Bis zu 100.000 Euro zusätzlich erhalten die Bad Hersfelder Festspiele von Seiten des Bundes – das ist das Ergebnis der so genannten „Bereinigungssitzung“ des Haushaltsausschusses des Deutschen Bundestages in der vergangenen Woche. Bei den beiden Bundestagsabgeordneten für den Wahlkreis Hanau, Dr. Katja Leikert (CDU) und Lennard Oehl (SPD), ruft diese Entscheidung gemischte Gefühle hervor. Denn während die finanzielle Unterstützung aus Berlin für die Bad Hersfelder Festspiele um weitere 100.000 Euro auf nun 870.000 Euro sogar noch aufgestockt wurde, gehen die Brüder-Grimm-Festspiele Hanau weiterhin leider komplett leer aus.

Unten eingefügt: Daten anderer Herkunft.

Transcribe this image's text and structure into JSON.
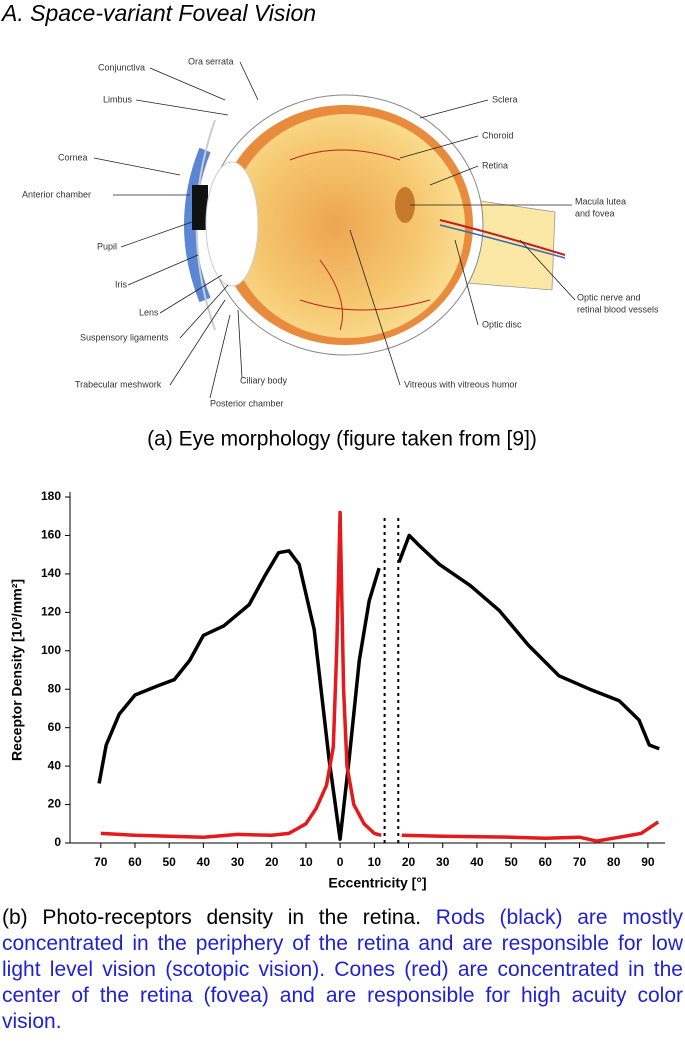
{
  "heading": "A. Space-variant Foveal Vision",
  "diagram": {
    "labels": [
      "Conjunctiva",
      "Ora serrata",
      "Limbus",
      "Sclera",
      "Cornea",
      "Choroid",
      "Retina",
      "Anterior chamber",
      "Macula lutea",
      "and fovea",
      "Pupil",
      "Iris",
      "Optic nerve and",
      "retinal blood vessels",
      "Lens",
      "Optic disc",
      "Suspensory ligaments",
      "Trabecular meshwork",
      "Ciliary body",
      "Vitreous with vitreous humor",
      "Posterior chamber"
    ],
    "caption": "(a) Eye morphology (figure taken from [9])"
  },
  "chart_data": {
    "type": "line",
    "xlabel": "Eccentricity [°]",
    "ylabel": "Receptor Density [10³/mm²]",
    "xlim": [
      -79,
      95
    ],
    "ylim": [
      0,
      180
    ],
    "xticks": [
      {
        "value": -70,
        "label": "70"
      },
      {
        "value": -60,
        "label": "60"
      },
      {
        "value": -50,
        "label": "50"
      },
      {
        "value": -40,
        "label": "40"
      },
      {
        "value": -30,
        "label": "30"
      },
      {
        "value": -20,
        "label": "20"
      },
      {
        "value": -10,
        "label": "10"
      },
      0,
      10,
      20,
      30,
      40,
      50,
      60,
      70,
      80,
      90
    ],
    "yticks": [
      0,
      20,
      40,
      60,
      80,
      100,
      120,
      140,
      160,
      180
    ],
    "vlines": [
      13,
      17
    ],
    "series": [
      {
        "name": "Rods",
        "color": "#000000",
        "x": [
          -70.5,
          -68.4,
          -64.6,
          -60,
          -53,
          -48.5,
          -44,
          -40,
          -34,
          -26.6,
          -22,
          -18,
          -15,
          -12,
          -7.6,
          -3.2,
          0,
          2.6,
          5.6,
          8.5,
          11.4,
          14,
          17.2,
          20.2,
          23,
          29,
          38,
          46.5,
          55,
          64,
          73,
          81.6,
          87.4,
          90.4,
          93.3
        ],
        "values": [
          31,
          51,
          67,
          77,
          82,
          85,
          95,
          108,
          113,
          124,
          139,
          151,
          152,
          145,
          111,
          43,
          2,
          43,
          95,
          126,
          143,
          null,
          146,
          160,
          155,
          145,
          134,
          121,
          103,
          87,
          80,
          74,
          64,
          51,
          49
        ]
      },
      {
        "name": "Cones",
        "color": "#e41a1c",
        "x": [
          -70,
          -60,
          -50,
          -40,
          -30,
          -20,
          -15,
          -10,
          -7,
          -4,
          -2,
          -1,
          0,
          1,
          2,
          4,
          7,
          10,
          12,
          14,
          18,
          30,
          50,
          60,
          70,
          75,
          80,
          88,
          93
        ],
        "values": [
          5,
          4,
          3.5,
          3,
          4.5,
          4,
          5,
          10,
          18,
          30,
          50,
          100,
          172,
          80,
          40,
          20,
          10,
          5,
          4,
          null,
          4,
          3.5,
          3,
          2.5,
          3,
          1,
          2.5,
          5,
          11
        ]
      }
    ]
  },
  "caption_b": {
    "lead": "(b) Photo-receptors density in the retina.",
    "note": "Rods (black) are mostly concentrated in the periphery of the retina and are responsible for low light level vision (scotopic vision). Cones (red) are concentrated in the center of the retina (fovea) and are responsible for high acuity color vision."
  }
}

Parteiübergreifend hatten sich Leikert und Oehl bei Kulturstaatsministerin Claudia Roth (Bündnis90/Die Grünen) schon vor Monaten für eine Förderung der Hanauer Brüder-Grimm-Festspiele durch den Bund eingesetzt. Leider war die Bitte der beiden heimischen Abgeordneten negativ beschieden worden – unter anderem mit Hinweis auf die fehlende „nationale Bedeutung“ der Brüder-Grimm-Festspiele. In einem gemeinsamen Schreiben an Claudia Roth hatten Leikert und Oehl darauf hingewiesen, dass es vor diesem Hintergrund nicht nachvollziehbar sei, dass die Bad Hersfelder Festspiele, die nur geringfügig mehr Zuschauer – bei weniger Neuproduktionen – zählen, zugleich mit 770.000 Euro seitens des Bundes gefördert werden. Roth hatte daraufhin argumentiert, dass die Bad Hersfelder Festspiele im Rahmen der Zonenrandförderung in die entsprechenden Bundesprogramme aufgenommen worden seien.

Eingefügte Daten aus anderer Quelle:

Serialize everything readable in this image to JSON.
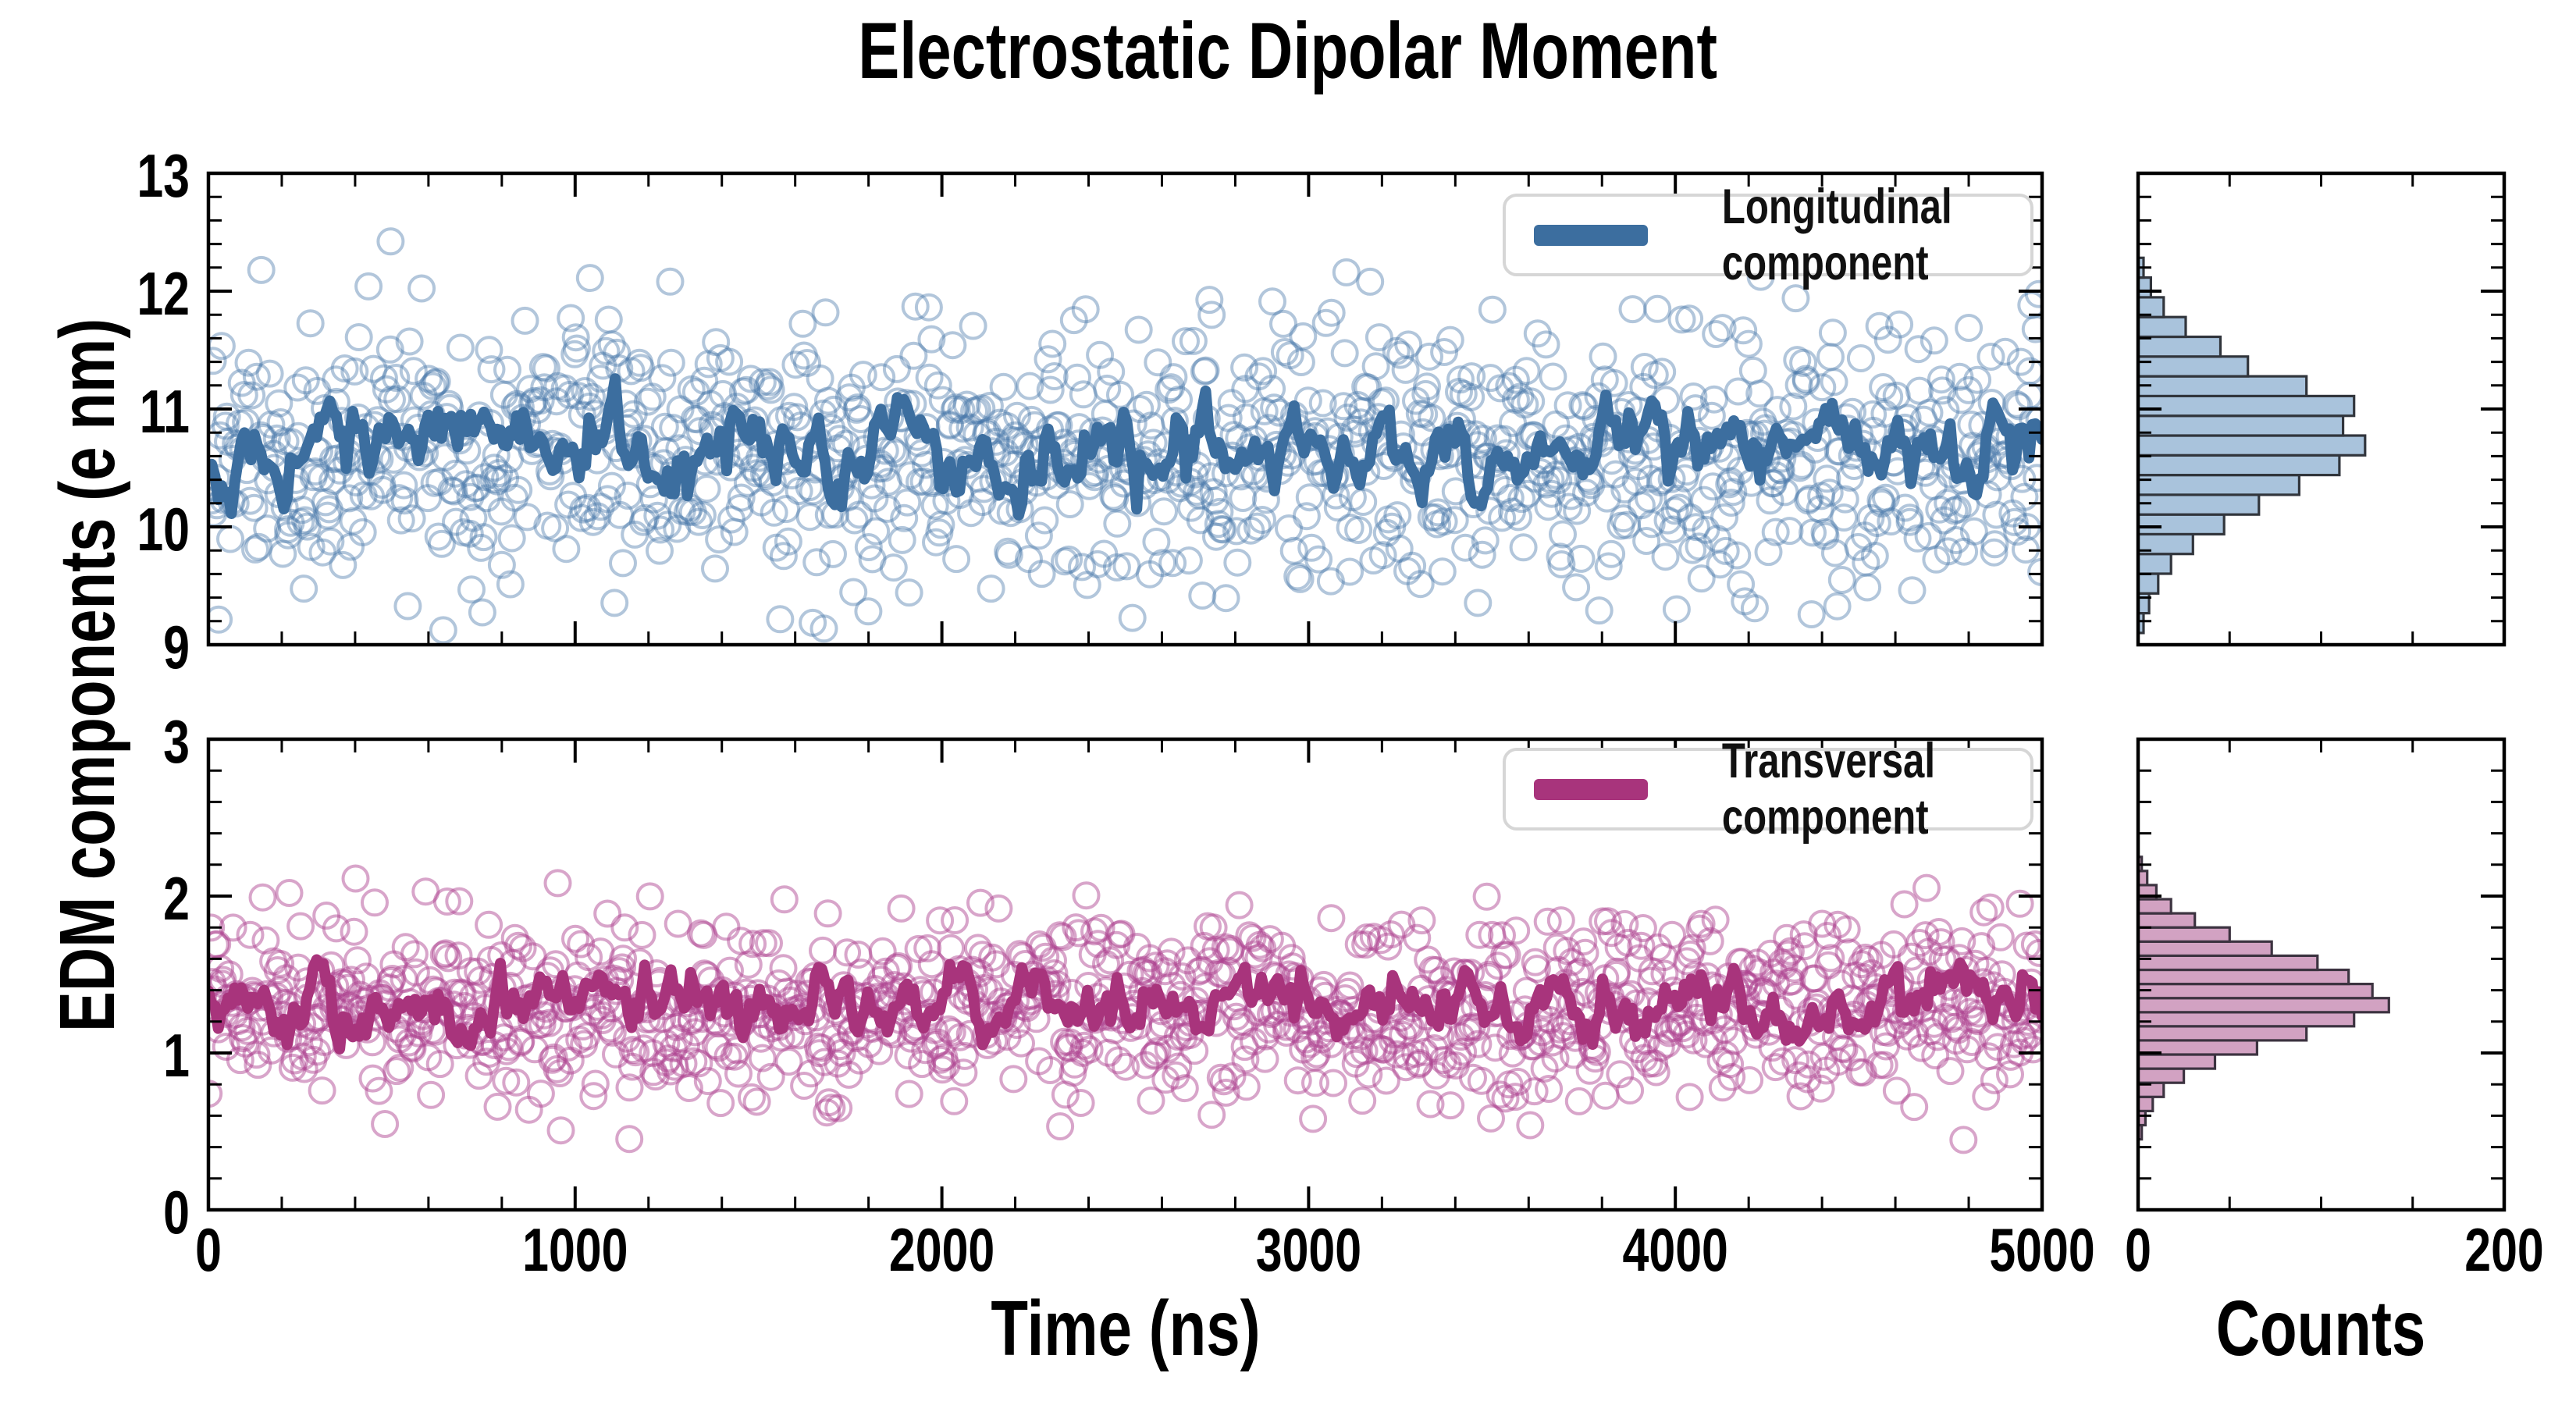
{
  "chart_data": {
    "type": "scatter",
    "title": "Electrostatic Dipolar Moment",
    "y_axis_label": "EDM components (e nm)",
    "x_axis": {
      "label": "Time (ns)",
      "min": 0,
      "max": 5000,
      "major_step": 1000,
      "minor_step": 200,
      "tick_labels": [
        "0",
        "1000",
        "2000",
        "3000",
        "4000",
        "5000"
      ]
    },
    "counts_axis": {
      "label": "Counts",
      "min": 0,
      "max": 200,
      "major_ticks": [
        0,
        200
      ],
      "minor_ticks": [
        50,
        100,
        150
      ],
      "tick_labels": [
        "0",
        "200"
      ]
    },
    "grid": false,
    "background": "#ffffff",
    "panels": [
      {
        "id": "longitudinal",
        "legend_label": "Longitudinal component",
        "legend_position": "upper right",
        "line_color": "#3c6e9f",
        "marker_color": "#4878aa",
        "marker_opacity": 0.42,
        "hist_fill": "#a9c3dc",
        "hist_edge": "#31353c",
        "y_axis": {
          "min": 9,
          "max": 13,
          "major_step": 1,
          "minor_step": 0.2,
          "tick_labels": [
            "9",
            "10",
            "11",
            "12",
            "13"
          ]
        },
        "series": {
          "kind": "scatter-with-running-mean",
          "n_points": 1150,
          "mean": 10.62,
          "std": 0.55,
          "y_clip": [
            9.05,
            12.5
          ],
          "line_mean": 10.66,
          "line_std": 0.2,
          "n_line": 560,
          "seed": 20240
        },
        "histogram": {
          "orientation": "horizontal",
          "bin_start": 9.1,
          "bin_width": 0.1675,
          "counts": [
            3,
            6,
            11,
            18,
            30,
            47,
            66,
            88,
            110,
            124,
            112,
            118,
            92,
            60,
            45,
            26,
            14,
            7,
            3
          ]
        }
      },
      {
        "id": "transversal",
        "legend_label": "Transversal component",
        "legend_position": "upper right",
        "line_color": "#a8347c",
        "marker_color": "#ad4390",
        "marker_opacity": 0.48,
        "hist_fill": "#d2a2c2",
        "hist_edge": "#3c3340",
        "y_axis": {
          "min": 0,
          "max": 3,
          "major_step": 1,
          "minor_step": 0.2,
          "tick_labels": [
            "0",
            "1",
            "2",
            "3"
          ]
        },
        "series": {
          "kind": "scatter-with-running-mean",
          "n_points": 1150,
          "mean": 1.3,
          "std": 0.3,
          "y_clip": [
            0.42,
            2.28
          ],
          "line_mean": 1.31,
          "line_std": 0.115,
          "n_line": 560,
          "seed": 7119
        },
        "histogram": {
          "orientation": "horizontal",
          "bin_start": 0.45,
          "bin_width": 0.09,
          "counts": [
            2,
            4,
            8,
            14,
            25,
            42,
            65,
            92,
            118,
            137,
            128,
            115,
            98,
            73,
            50,
            31,
            18,
            10,
            5,
            2
          ]
        }
      }
    ]
  }
}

Auch das Land Hessen fördert die beiden Festspiele sehr unterschiedlich. So erhält Bad Hersfeld 770.000 Euro zusätzlich zur Bundesförderung, Hanau lediglich 70.000 Euro.

Die aktuelle Entscheidung des Haushaltsausschusses stößt bei Leikert und Oehl nun ebenso auf Unverständnis. Ohne die Qualität der Bad Hersfelder Festspiele herabwürdigen zu wollen, zeigen sich beide von der aus ihrer Sicht einseitigen Prioritätensetzung enttäuscht. „Es wäre ein wichtiges Zeichen gewesen, die Hanauer Brüder-Grimm-Festspiele, die Jahr für Jahr viele Menschen zusammenbringen, das Erbe der Brüder Grimm pflegen und unter der Leitung von Intendant Frank-Lorenz Engel für hohe künstlerische Qualität stehen, auch mit Bundesgeld zu fördern. Aber wir bleiben am Ball: Gemeinsam werden wir uns auch weiterhin dafür einsetzen und in Berlin dafür werben, dass künftig auch die Brüder-Grimm-Festspiele von Seiten des Bundes finanziell unterstützt werden. Gerne laden wir Kulturstaatsministerin Claudia Roth im Rahmen der nächsten Festspielsaison auch persönlich nach Hanau ein“, so Leikert und Oehl.